I have created a dataset which has rather large number of features for example-100,000. Is it too large for a decent computer to handle ( I have a 1080ti )?

Green Falcon
  • 14,058
  • 9
  • 57
  • 98
Mahmud Sabbir
  • 153
  • 1
  • 3
  • 2
    Depends on a lot of factors like the data, network, network architecture, type of features, the features themselves, etc. So, in this form, your question is very broad – Dawny33 Jan 11 '18 at 10:36
  • Also, 'Is there a maximum limit to the number of features in a Neural Network?' The answer would be: Theoretically, No. Practically, depends on the computational power you can afford. – Dawny33 Jan 11 '18 at 10:36
  • 1
    Could you add number of examples in your training set. This has a large impact on what is reasonable. This is not a limitation of NNs, and not a strict rule/relationship (factors that Dawny33 notes are also important), however if you have 10k training examples and each example has 100k features, you may have to be very careful (for instance CNNs and RNNs partly get around this issue due to repeated nature of features e.g. pixels in an image get treated much the same, but also they do require a lot of training data). – Neil Slater Jan 11 '18 at 11:05
  • Thank you- Dawny and Neil. I have a training example of 4k but I also have a large number of classes (i.e 100). I have some idea about CNN but did not understand how can CNN solve this. Is it due to the average pool and maxpooling? – Mahmud Sabbir Jan 11 '18 at 15:15
  • In practice, it's always limited to memory limitations. But it's possible to work with, e.g. ImageNet images are 226x226x3, which is 153k 32-bit features per instance. Of course, the batch size has to be pretty small, but it is possible to train a CNN on a 1080ti. – Maxim Jan 12 '18 at 20:49

1 Answers1

5

It highly depends on your data. If it's image, I guess it is somehow logical but if not I recommend you constructing covariance matrix and tracking whether features have correlation or not. If you see many features are correlated, it is better to discard correlated features. You also can employ PCA to do this.
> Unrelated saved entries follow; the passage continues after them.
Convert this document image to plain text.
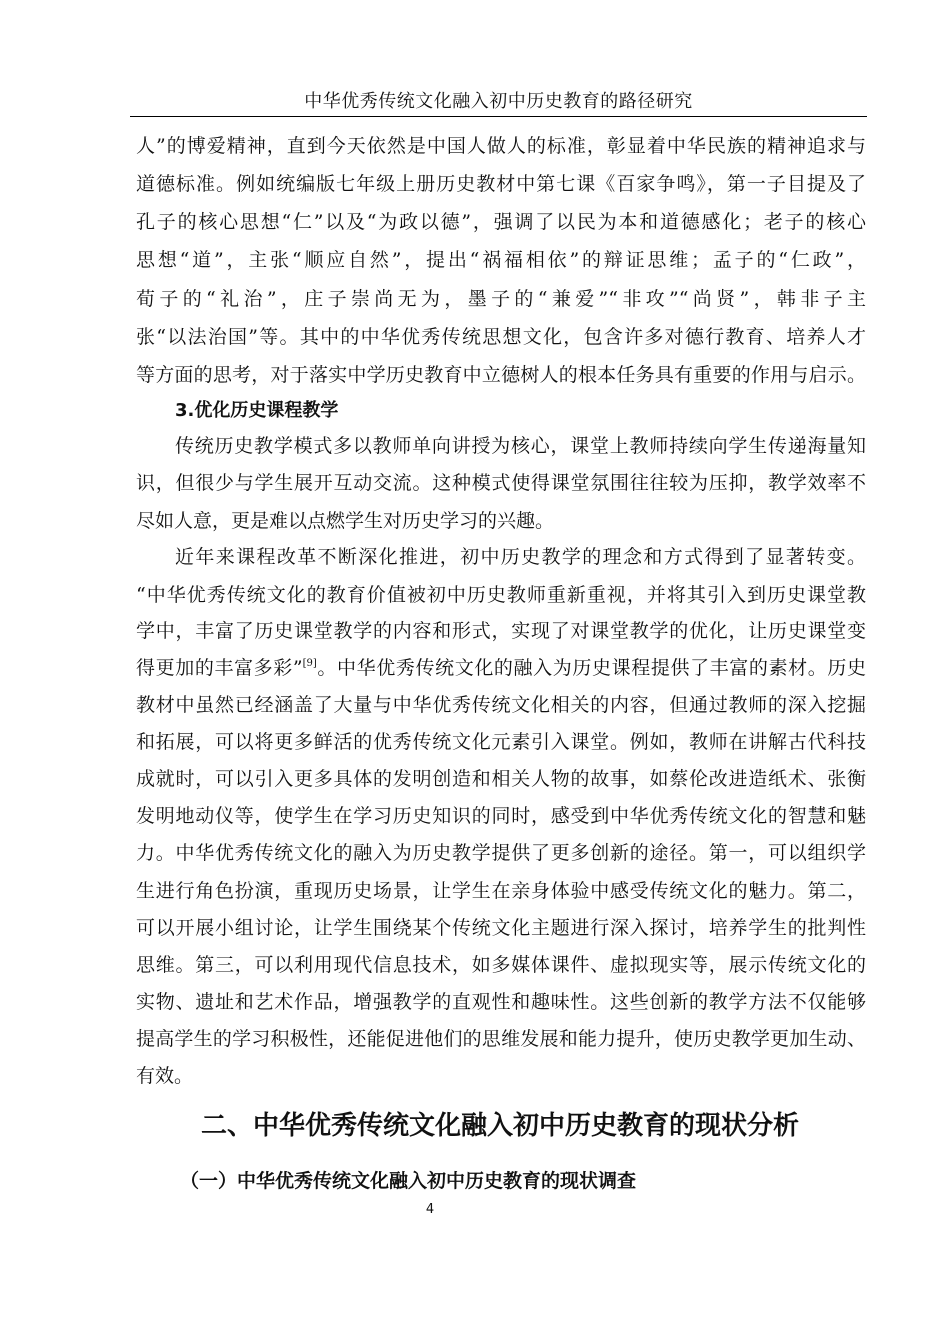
中华优秀传统文化融入初中历史教育的路径研究
人”的博爱精神，直到今天依然是中国人做人的标准，彰显着中华民族的精神追求与
道德标准。例如统编版七年级上册历史教材中第七课《百家争鸣》，第一子目提及了
孔子的核心思想“仁”以及“为政以德”，强调了以民为本和道德感化；老子的核心
思想“道”，主张“顺应自然”，提出“祸福相依”的辩证思维；孟子的“仁政”，
荀子的“礼治”，庄子崇尚无为，墨子的“兼爱”“非攻”“尚贤”，韩非子主
张“以法治国”等。其中的中华优秀传统思想文化，包含许多对德行教育、培养人才
等方面的思考，对于落实中学历史教育中立德树人的根本任务具有重要的作用与启示。
3.优化历史课程教学
传统历史教学模式多以教师单向讲授为核心，课堂上教师持续向学生传递海量知
识，但很少与学生展开互动交流。这种模式使得课堂氛围往往较为压抑，教学效率不
尽如人意，更是难以点燃学生对历史学习的兴趣。
近年来课程改革不断深化推进，初中历史教学的理念和方式得到了显著转变。
“中华优秀传统文化的教育价值被初中历史教师重新重视，并将其引入到历史课堂教
学中，丰富了历史课堂教学的内容和形式，实现了对课堂教学的优化，让历史课堂变
得更加的丰富多彩”[9]。中华优秀传统文化的融入为历史课程提供了丰富的素材。历史
教材中虽然已经涵盖了大量与中华优秀传统文化相关的内容，但通过教师的深入挖掘
和拓展，可以将更多鲜活的优秀传统文化元素引入课堂。例如，教师在讲解古代科技
成就时，可以引入更多具体的发明创造和相关人物的故事，如蔡伦改进造纸术、张衡
发明地动仪等，使学生在学习历史知识的同时，感受到中华优秀传统文化的智慧和魅
力。中华优秀传统文化的融入为历史教学提供了更多创新的途径。第一，可以组织学
生进行角色扮演，重现历史场景，让学生在亲身体验中感受传统文化的魅力。第二，
可以开展小组讨论，让学生围绕某个传统文化主题进行深入探讨，培养学生的批判性
思维。第三，可以利用现代信息技术，如多媒体课件、虚拟现实等，展示传统文化的
实物、遗址和艺术作品，增强教学的直观性和趣味性。这些创新的教学方法不仅能够
提高学生的学习积极性，还能促进他们的思维发展和能力提升，使历史教学更加生动、
有效。
二、中华优秀传统文化融入初中历史教育的现状分析
（一）中华优秀传统文化融入初中历史教育的现状调查
4
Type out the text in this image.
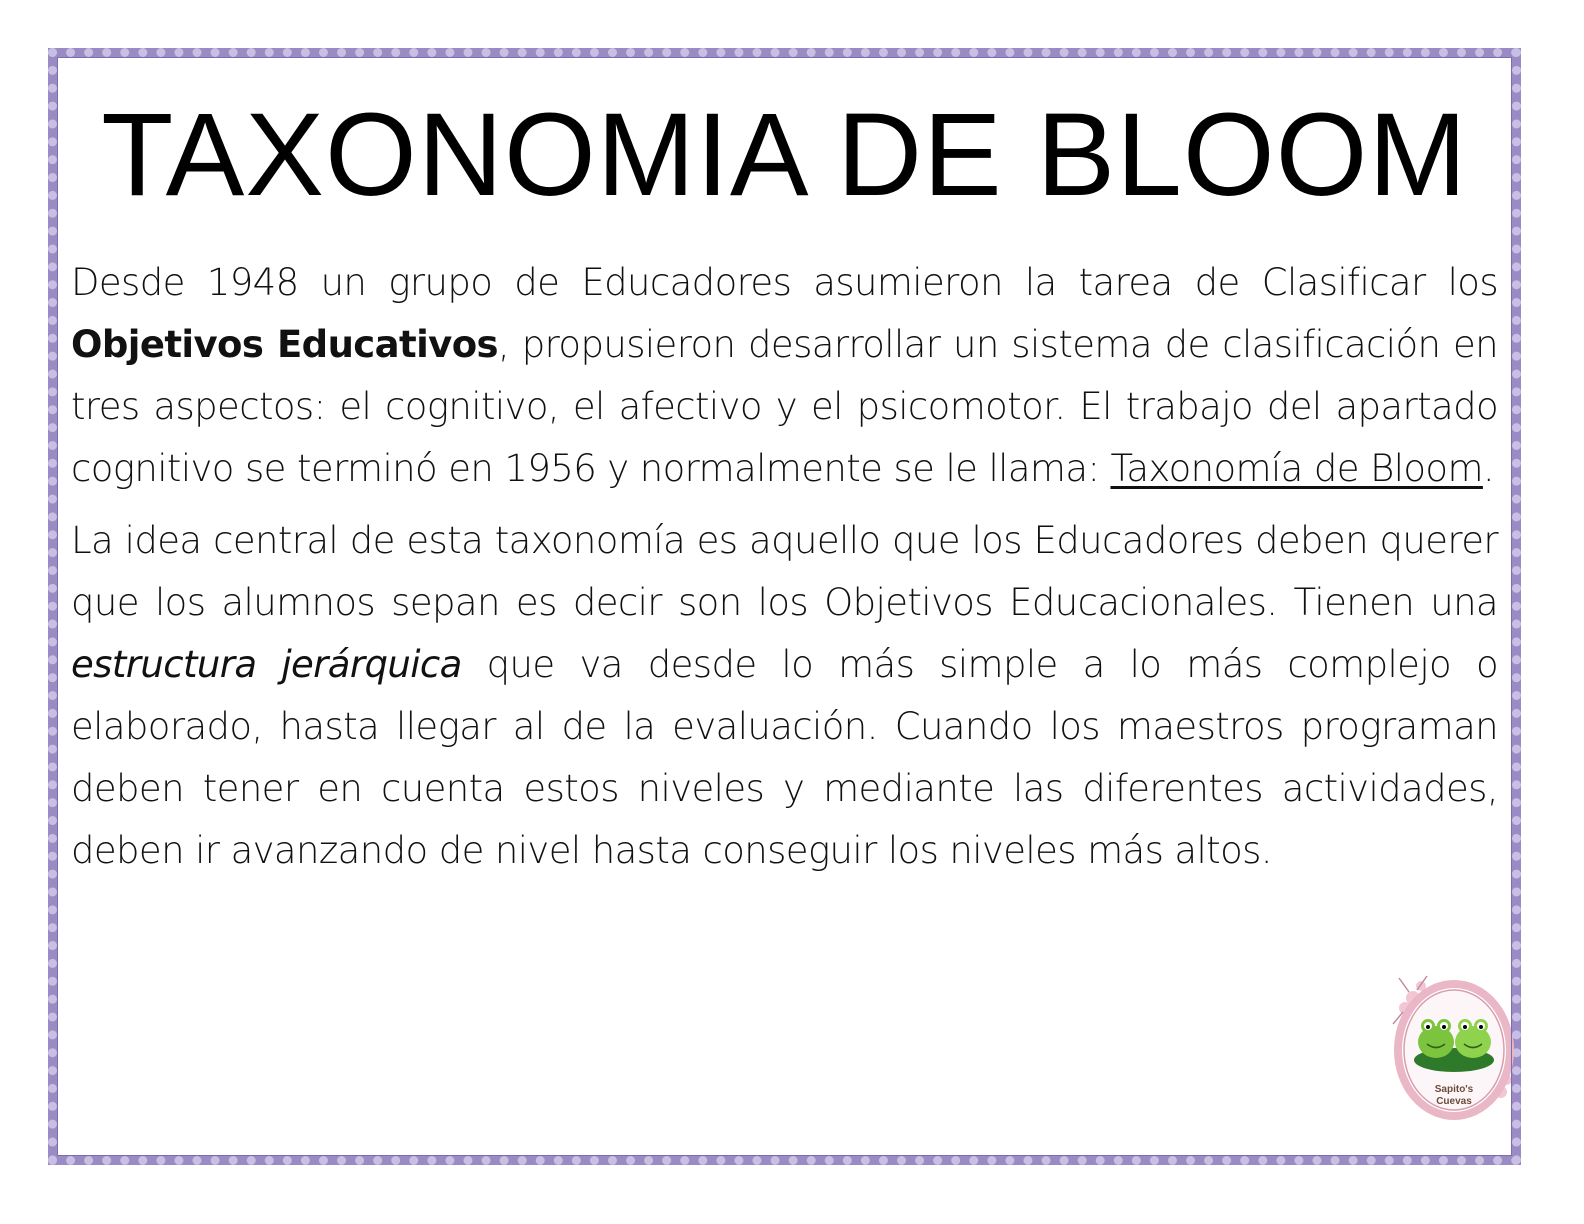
TAXONOMIA DE BLOOM

Desde 1948 un grupo de Educadores asumieron la tarea de Clasificar los Objetivos Educativos, propusieron desarrollar un sistema de clasificación en tres aspectos: el cognitivo, el afectivo y el psicomotor. El trabajo del apartado cognitivo se terminó en 1956 y normalmente se le llama: Taxonomía de Bloom.

La idea central de esta taxonomía es aquello que los Educadores deben querer que los alumnos sepan es decir son los Objetivos Educacionales. Tienen una estructura jerárquica que va desde lo más simple a lo más complejo o elaborado, hasta llegar al de la evaluación. Cuando los maestros programan deben tener en cuenta estos niveles y mediante las diferentes actividades, deben ir avanzando de nivel hasta conseguir los niveles más altos.

Sapito's
Cuevas
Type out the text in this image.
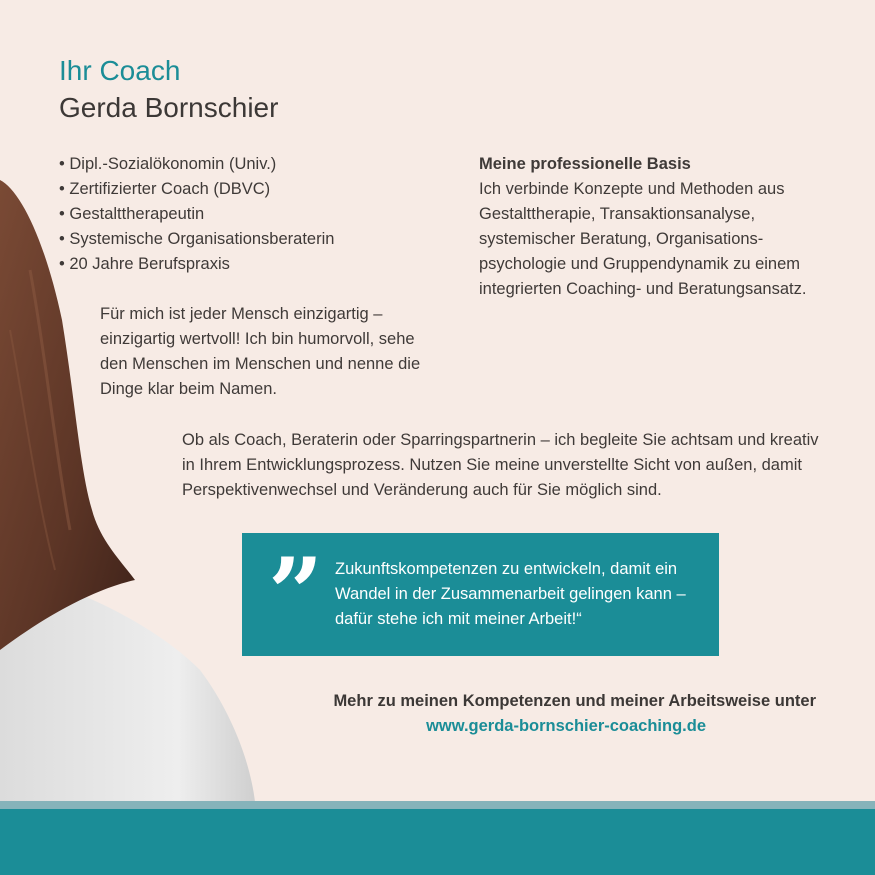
Ihr Coach
Gerda Bornschier
• Dipl.-Sozialökonomin (Univ.)
• Zertifizierter Coach (DBVC)
• Gestalttherapeutin
• Systemische Organisationsberaterin
• 20 Jahre Berufspraxis

Für mich ist jeder Mensch einzigartig – einzigartig wertvoll! Ich bin humorvoll, sehe den Menschen im Menschen und nenne die Dinge klar beim Namen.

Meine professionelle Basis

Ich verbinde Konzepte und Methoden aus Gestalttherapie, Transaktionsanalyse, systemischer Beratung, Organisations-psychologie und Gruppendynamik zu einem integrierten Coaching- und Beratungsansatz.

Ob als Coach, Beraterin oder Sparringspartnerin – ich begleite Sie achtsam und kreativ in Ihrem Entwicklungsprozess. Nutzen Sie meine unverstellte Sicht von außen, damit Perspektivenwechsel und Veränderung auch für Sie möglich sind.

” Zukunftskompetenzen zu entwickeln, damit ein Wandel in der Zusammenarbeit gelingen kann – dafür stehe ich mit meiner Arbeit!“

Mehr zu meinen Kompetenzen und meiner Arbeitsweise unter
www.gerda-bornschier-coaching.de
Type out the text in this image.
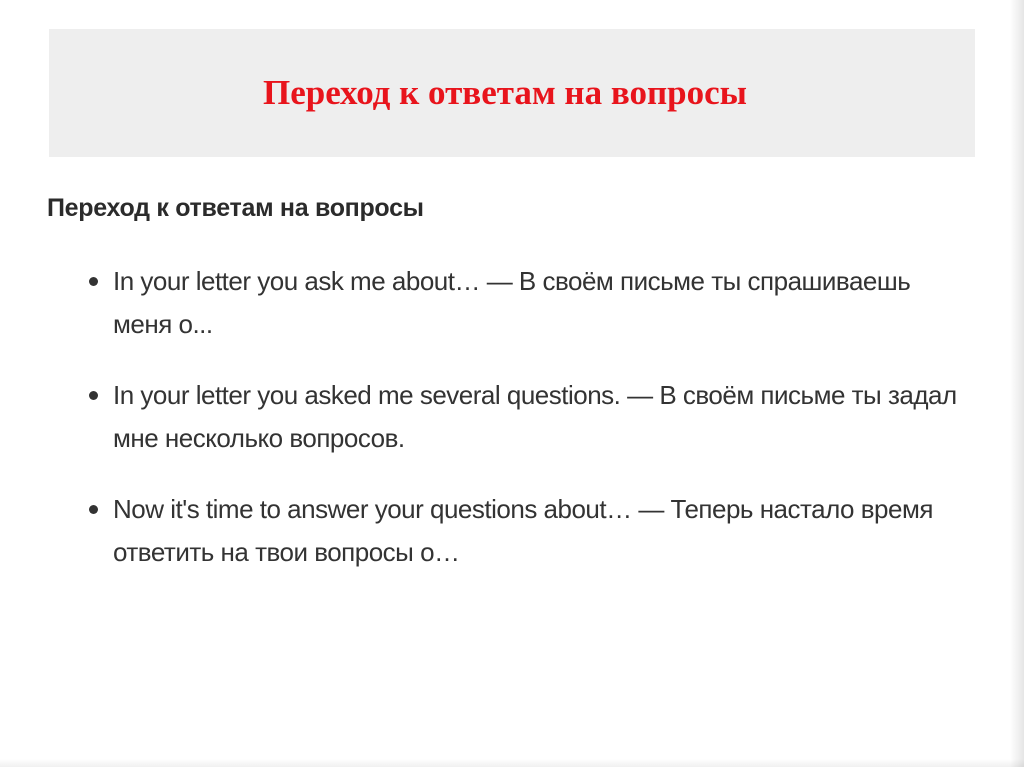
Переход к ответам на вопросы
Переход к ответам на вопросы
In your letter you ask me about… — В своём письме ты спрашиваешь меня о...
In your letter you asked me several questions. — В своём письме ты задал мне несколько вопросов.
Now it's time to answer your questions about… — Теперь настало время ответить на твои вопросы о…
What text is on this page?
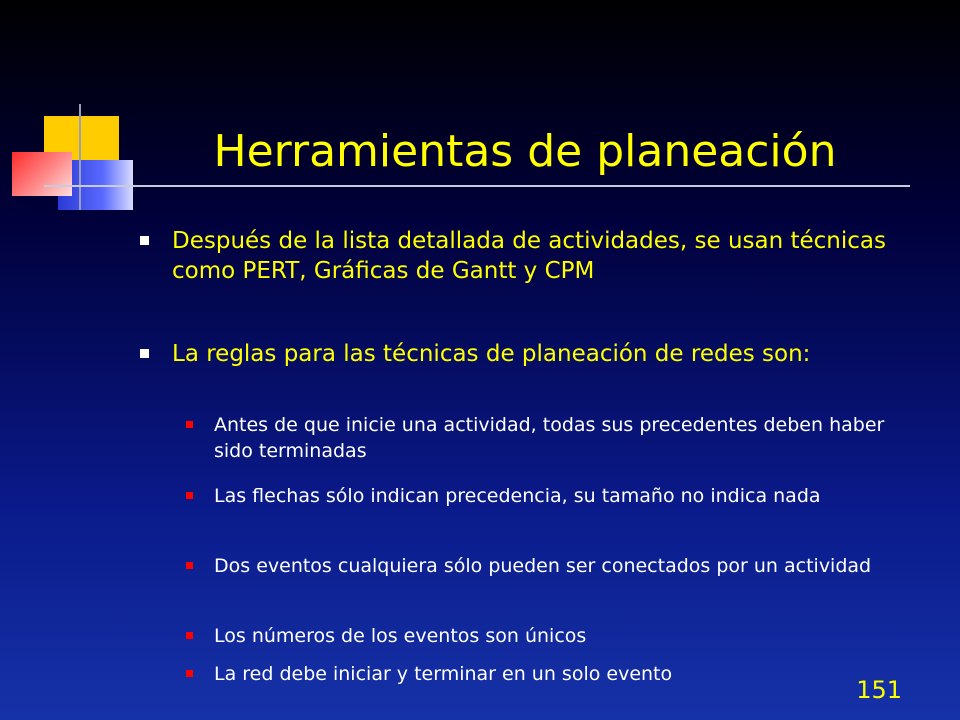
Herramientas de planeación
Después de la lista detallada de actividades, se usan técnicas como PERT, Gráficas de Gantt y CPM
La reglas para las técnicas de planeación de redes son:
Antes de que inicie una actividad, todas sus precedentes deben haber sido terminadas
Las flechas sólo indican precedencia, su tamaño no indica nada
Dos eventos cualquiera sólo pueden ser conectados por un actividad
Los números de los eventos son únicos
La red debe iniciar y terminar en un solo evento
151
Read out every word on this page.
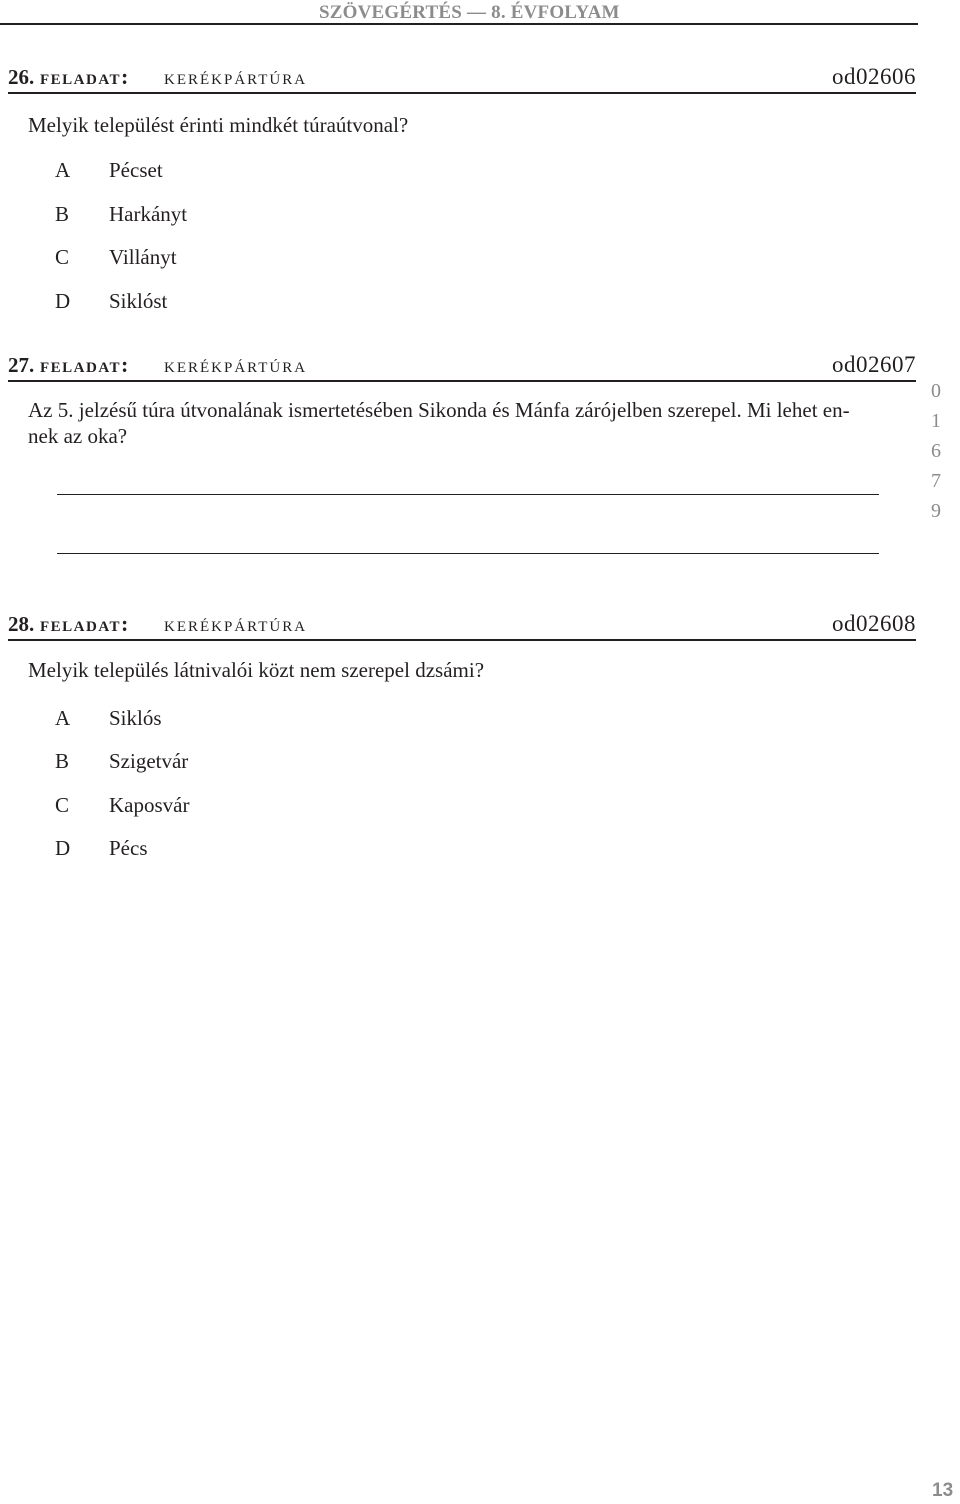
SZÖVEGÉRTÉS — 8. ÉVFOLYAM
26. feladat: kerékpártúra	od02606
Melyik települést érinti mindkét túraútvonal?
A Pécset
B Harkányt
C Villányt
D Siklóst
27. feladat: kerékpártúra	od02607
Az 5. jelzésű túra útvonalának ismertetésében Sikonda és Mánfa zárójelben szerepel. Mi lehet en-
nek az oka?
0
1
6
7
9
28. feladat: kerékpártúra	od02608
Melyik település látnivalói közt nem szerepel dzsámi?
A Siklós
B Szigetvár
C Kaposvár
D Pécs
13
Correlated features cause larger number of parameters for neural network.

Also I have to say that maybe you can reduce the number of parameters if your inputs are images by resizing them. In popular nets the length and height of input images are usually less than three hundred which makes the number of input features 90000. Also you can employ max-pooling after some convolution layers, if you are using convolutional nets, to reduce the number of parameters. Refer here which maybe helpful.

Green Falcon
  • 14,058
  • 9
  • 57
  • 98